Après l’amour avec Bambi

Une voix dans l’oreillette m’apprend à l’instant que je suis heureux.

L’allégresse me saisit à bras le corps. Je cours, je bondis et je vole.
Je sème des fleurs partout. Les papillons se posent en riant sur mon nez mutin. Viens, toi, petit mouton frisé, allons nous abreuver dans le courant d’une onde pure !  Venez, amis lutins, courons avertir Heidi ! Chantons et dansons la vie ! Roulons-nous tout nus dans ces pousses de trèfle tendre que le printemps complice a éparpillées sur le doux drapé de mousse qui garnit les sous-bois.
Esbaudissons-nous !
Exultons !
Célébrons ma béatitude certifiée par la publication du troisième rapport sur le Bonheur Dans le Monde, une édude menée par le SDSN (Sustainable Development Solutions Network) et également rédigée par John Helliwell de l’Université canadienne UBC (University of British Columbia), et Richard Layard, de la London School of Economics.
Que découvre-t-on dans cette très scientifique étude remplie de courbes et de diagrammes en branches ? Eh bien, on apprend qu’en l’an de grâce 2015 la Suisse est devenue officiellement le pays le plus heureux au monde. Rien que ça ! Boum ! Que tous les autres malheureux habitants de notre petite planète se consolent en consultant ce document qui établit  le classement général du championnat du monde de la félicité (p.26-28) ainsi que sa cartographie détaillée. (p.20)

Après nous être rhabillés, les lutins et moi poursuivons notre course folle vers la cabane d’Heidi là-haut sur la montagne. En chemin nous croisons Bambi. Hors d’haleine, je parviens à lui dire dans un souffle :
– Bambi, aujourd’hui, c’est officiel, toi, moi et eux, nous sommes le bonheur.
Il me regarde. Il tremble et son beau regard profond se brouille. Il murmure :
– Toi et moi ?
Je m’approche, j’avance la main qui frôle son museau velouté. Il se jette sur moi et nos corps s’emmêlent. Cette étreinte subite nous conduit très vite jusqu’au bord de l’extase. Quand soudain, une interrogation se forme, un questionnement naît dans mon esprit  qui vient figer nos transports et interrompre mes élans.
– Dis-donc Bambi, c’est quoi le bonheur au juste ?
– Facile, le bonheur c’est dans trente secondes, quand tu kiffes ta race au point de n’être plus qu’un long frisson.
– Ok, d’accord, mais comment tu fais pour mesurer, hein ? Tu ouvres la bouche et tu dis trente-trois ? Tu regardes la couleur des amygdales ? Tu prends ta température rectale ?
Bambi me regarde consterné.
– Mais qu’est-ce qu’on en a à foutre de mesurer le bonheur. Le bonheur est là. Il nous tend les bras. Reprenons nos ébats. Ah oui, prends-moi par là.
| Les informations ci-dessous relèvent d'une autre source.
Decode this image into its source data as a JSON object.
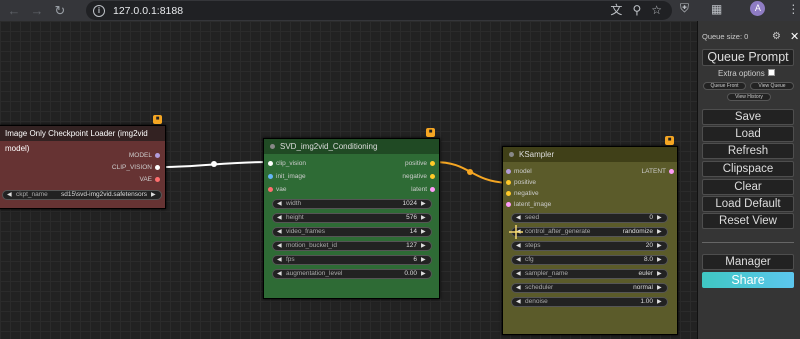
{
  "browser": {
    "url": "127.0.0.1:8188",
    "avatar_initial": "A"
  },
  "loader": {
    "title": "Image Only Checkpoint Loader (img2vid model)",
    "outputs": [
      "MODEL",
      "CLIP_VISION",
      "VAE"
    ],
    "widget_label": "ckpt_name",
    "widget_value": "sd15\\svd-img2vid.safetensors"
  },
  "svd": {
    "title": "SVD_img2vid_Conditioning",
    "inputs": [
      "clip_vision",
      "init_image",
      "vae"
    ],
    "outputs": [
      "positive",
      "negative",
      "latent"
    ],
    "widgets": [
      {
        "label": "width",
        "value": "1024"
      },
      {
        "label": "height",
        "value": "576"
      },
      {
        "label": "video_frames",
        "value": "14"
      },
      {
        "label": "motion_bucket_id",
        "value": "127"
      },
      {
        "label": "fps",
        "value": "6"
      },
      {
        "label": "augmentation_level",
        "value": "0.00"
      }
    ]
  },
  "ksampler": {
    "title": "KSampler",
    "inputs": [
      "model",
      "positive",
      "negative",
      "latent_image"
    ],
    "output": "LATENT",
    "widgets": [
      {
        "label": "seed",
        "value": "0"
      },
      {
        "label": "control_after_generate",
        "value": "randomize"
      },
      {
        "label": "steps",
        "value": "20"
      },
      {
        "label": "cfg",
        "value": "8.0"
      },
      {
        "label": "sampler_name",
        "value": "euler"
      },
      {
        "label": "scheduler",
        "value": "normal"
      },
      {
        "label": "denoise",
        "value": "1.00"
      }
    ]
  },
  "menu": {
    "queue_size": "Queue size: 0",
    "queue_prompt": "Queue Prompt",
    "extra_options": "Extra options",
    "queue_front": "Queue Front",
    "view_queue": "View Queue",
    "view_history": "View History",
    "save": "Save",
    "load": "Load",
    "refresh": "Refresh",
    "clipspace": "Clipspace",
    "clear": "Clear",
    "load_default": "Load Default",
    "reset_view": "Reset View",
    "manager": "Manager",
    "share": "Share"
  },
  "colors": {
    "loader_body": "#663333",
    "svd_body": "#2e6b35",
    "ksampler_body": "#5b5b2a",
    "link_clip": "#ffffff",
    "link_positive": "#f5a623",
    "share_gradient_start": "#3fc7c2",
    "share_gradient_end": "#5cc7ee"
  },
  "icons": {
    "back": "arrow-left-icon",
    "forward": "arrow-right-icon",
    "reload": "reload-icon",
    "info": "info-icon",
    "translate": "translate-icon",
    "zoom": "zoom-icon",
    "bookmark": "star-icon",
    "shield": "shield-icon",
    "extensions": "puzzle-icon",
    "more": "kebab-menu-icon",
    "settings": "gear-icon",
    "close": "close-icon"
  }
}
À l’heure de la cigarette, nous sommes étendus Bambi, moi et cette question qui me taraude les intérieurs. N’y tenant plus, j’appelle John Helliwell et Richard Laylard : messieurs, bonjour, c’est au sujet du bonheur. Sortez vos instruments  et mesurez-moi sur le champ. Qu’on m’ausculte, qu’on m’examine, je voudrais savoir combien nous sommes heureux. La conversation s’engage, remplie de considérations techniques qui pourraient lasser le lecteur et que je résumerai ainsi : en gros, une nation riche, en bonne santé, bien gaulée en matière d’infrastructures et si possible pas trop corrompue est plus heureuse qu’une nation pauvre, ravagée par le choléra, les tremblements de terre, les guerres civiles ou la pratique généralisée de l’enveloppe fourrée à la dinde aux marrons.
Donc, si, dans un grand bol, vous mélangez trois pièces de monnaie à une mesure de vitamines B, C, D et que vous ajoutez une pincée d’éthique et de commerce équitable, vous obtenez une belle motte de bonheur frais que vous pourrez ensuite étendre tous les matins sur votre épiderme pour sublimer l’éclat évanescent de votre teint scandinave.
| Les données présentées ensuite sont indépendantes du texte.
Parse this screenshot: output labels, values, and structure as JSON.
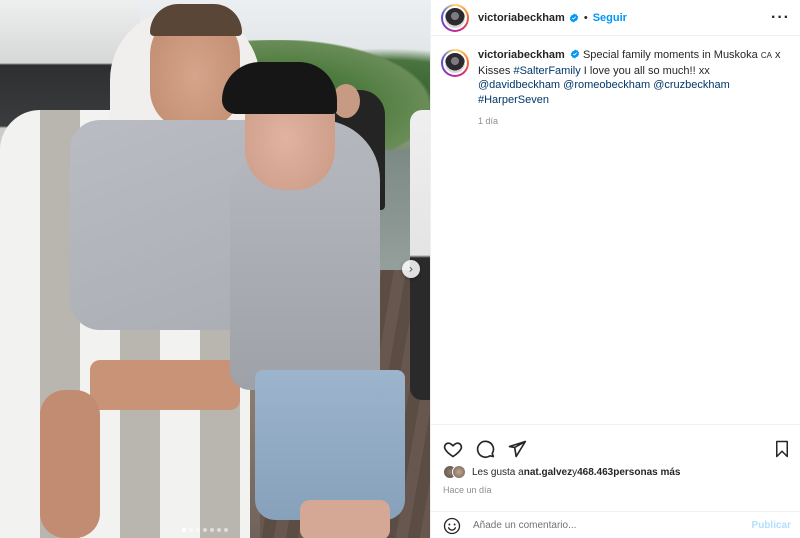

Je relève les yeux et Bambi est là, alangui et offert, ses beaux yeux bruns qui se noient dans le clair-obscur de la clairière. Je sors les couverts, la nappe et le petit pot de beurre. Allez, faut retourner au charbon, ne pas mollir, ne pas faiblir. Allons, enfants de la patrie, tous ensemble, marchons  vers l’extase collective !
Puisse l’année prochaine notre belle bannière flotter à nouveau sur la première marche du podium qui consacre l’avènement du bonheur reconstitué par ordinateur.

Auteur : Nicolas Esse

Depuis 1962, je regarde les nuages qui passent avant d'aller mourir.